作者
Shijie Qian,Peng Tian,Zihan Tao,Xi Li,Muhammad Shahzad Nazir,Chu Zhang
摘要
Accurate prediction of air quality is crucial for ensuring the scientific validity and effectiveness of air pollution control measures. This study proposes a combined deep learning (DL) model (XGBoost-GDA-TCN-IMRFO-GRU) for predicting hourly air quality index (AQI) data in four cities. The model integrates Extreme gradient boosting (XGBoost) for feature selection, Gaussian data augmentation (GDA), improved manta ray foraging optimization (IMRFO) algorithm, temporal convolutional network (TCN), and gated recurrent unit (GRU). XGBoost calculates the scores of pollutant gases affecting AQI, selecting the top four important pollutants (PM2.5, PM10, NO2, O3) based on their importance rankings. GDA enhances the robustness of the DL models and addresses the limitations of insufficient and overfitting training datasets.

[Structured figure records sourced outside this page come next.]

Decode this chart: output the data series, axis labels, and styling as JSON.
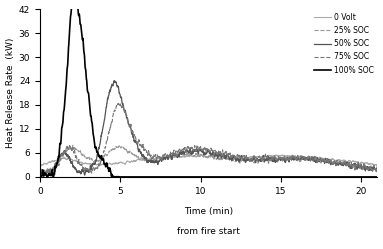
{
  "title": "",
  "xlabel": "Time (min)",
  "xlabel2": "from fire start",
  "ylabel": "Heat Release Rate  (kW)",
  "xlim": [
    0,
    21
  ],
  "ylim": [
    0,
    42
  ],
  "yticks": [
    0,
    6,
    12,
    18,
    24,
    30,
    36,
    42
  ],
  "xticks": [
    0,
    5,
    10,
    15,
    20
  ],
  "legend": [
    {
      "label": "0 Volt",
      "color": "#aaaaaa",
      "ls": "-",
      "lw": 0.8
    },
    {
      "label": "25% SOC",
      "color": "#999999",
      "ls": "--",
      "lw": 0.8
    },
    {
      "label": "50% SOC",
      "color": "#555555",
      "ls": "-",
      "lw": 0.9
    },
    {
      "label": "75% SOC",
      "color": "#777777",
      "ls": "--",
      "lw": 0.8
    },
    {
      "label": "100% SOC",
      "color": "#000000",
      "ls": "-",
      "lw": 1.2
    }
  ],
  "background": "#ffffff",
  "figsize": [
    3.83,
    2.49
  ],
  "dpi": 100
}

Additionally, the IMRFO algorithm, with two improved strategies, is applied to enhance the GRU model. TCN extracts spatiotemporal features of AQI, while GRU constructs a temporal model for efficient computations. Compared to eleven benchmark models, the proposed model demonstrates superior performance in terms of MAE, RMSE, MAPE, and NSE, achieving high accuracy and optimal prediction performance. Specifically, the XGBoost-GDA-TCN-IMRFO-GRU model reduces RMSE, MAE, and MAPE by 33-60%, 39-68%, and 39-66%, respectively, compared to the TCN model. Therefore, the XGBoost-GDA-TCN-IMRFO-GRU model can provide reliable early warnings for air quality, which is of great significance for air pollution prevention and the sustainable development of society.